What do modern students want in a textbook? Writers want to know.

I was intrigued by an article in Research Information, a newsletter for libraries and publishers. “The rise and rise of e-reading” discussed the growth in electronic textbooks and articles. As a writer I have been intrigued by the potential for embedding interactive components and live links in texts, but disappointed to find that such materials are more typically relegated to a companion website. In my previous faculty role, I noticed a gap between the university’s enthusiasm for adopting e-books, and my students’ preference for paper textbooks. As a reader, I prefer e-books when I read for enjoyment, but usually like paper when I am working with textbooks. I thought I’d dig a bit more, and share what I discover with you, my fellow writers.

What did publishers say in “The rise and rise of e-reading”?
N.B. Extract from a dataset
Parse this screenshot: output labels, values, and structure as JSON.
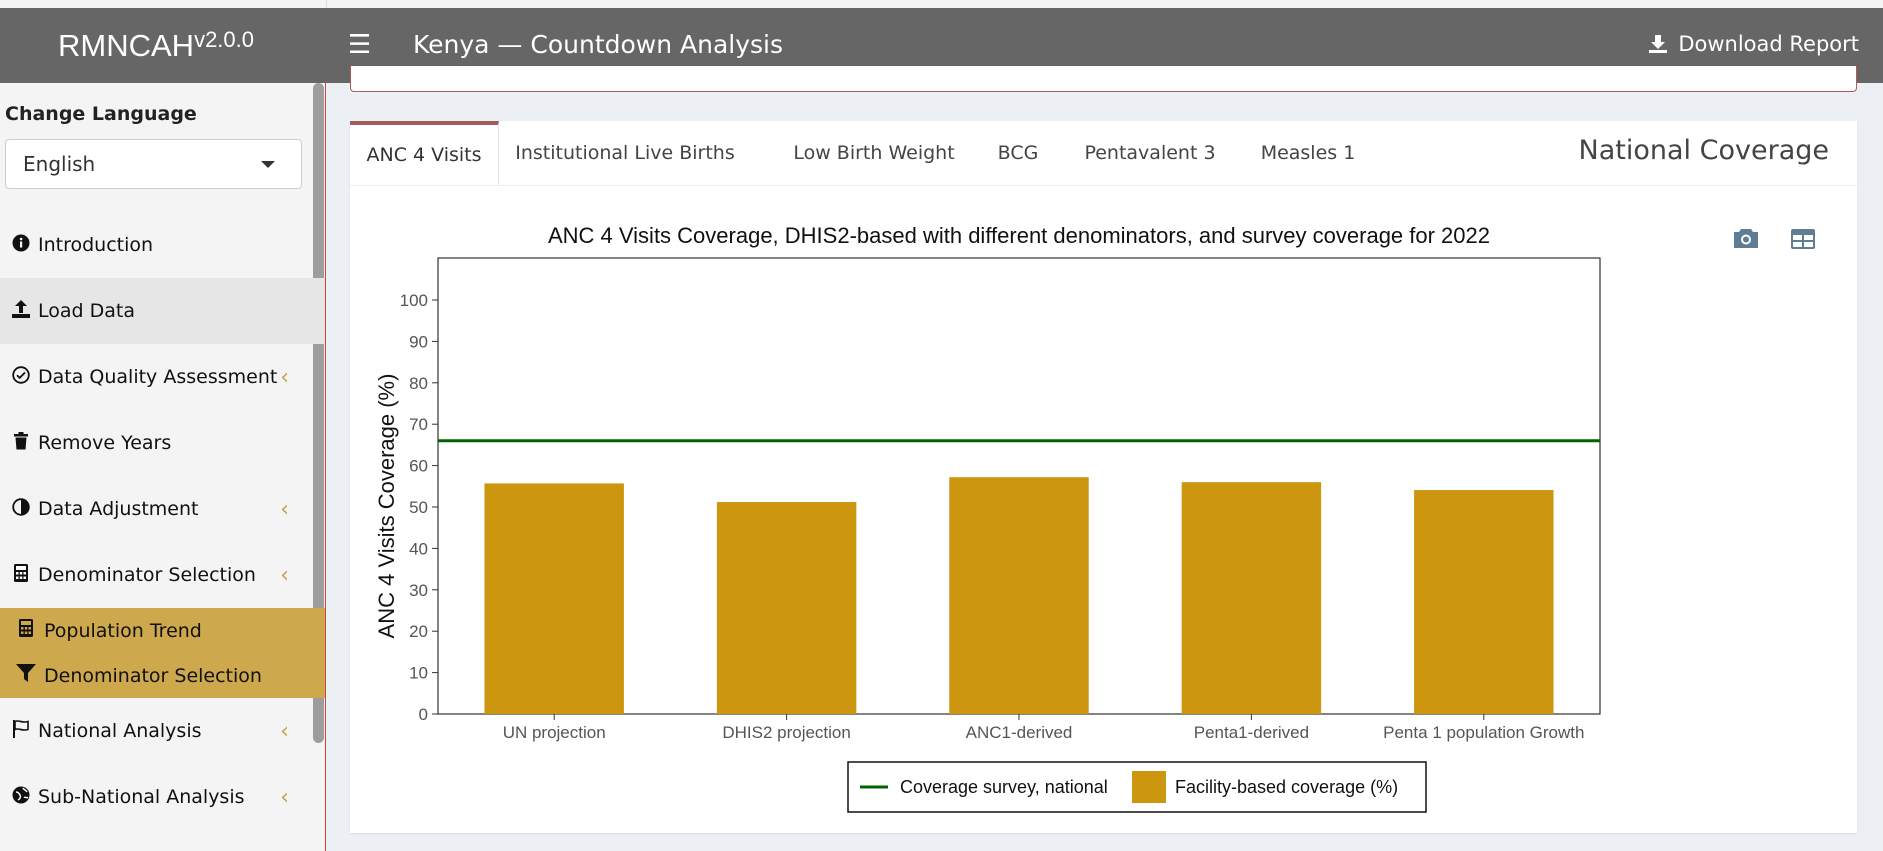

Is digital really better than print? Authors share their perspective

While the debate over print versus digital textbooks (etextbooks) is not new, the content of that debate has shifted in recent years to which is a more effective learning tool for students. As publishers, instructors and students push towards offering more digital textbooks and learning products, will the benefits outweigh the negatives? Several studies have found that it not only takes readers longer to read text on a screen, they tend to skim much more and thus absorb and retain less information than reading from a physical book. Other etextbook readers have reported the tendency to multi-task while reading. One study reported that 90% of students said they were more likely to multi-task when reading onscreen versus 1% who said they multi-task when reading a print book.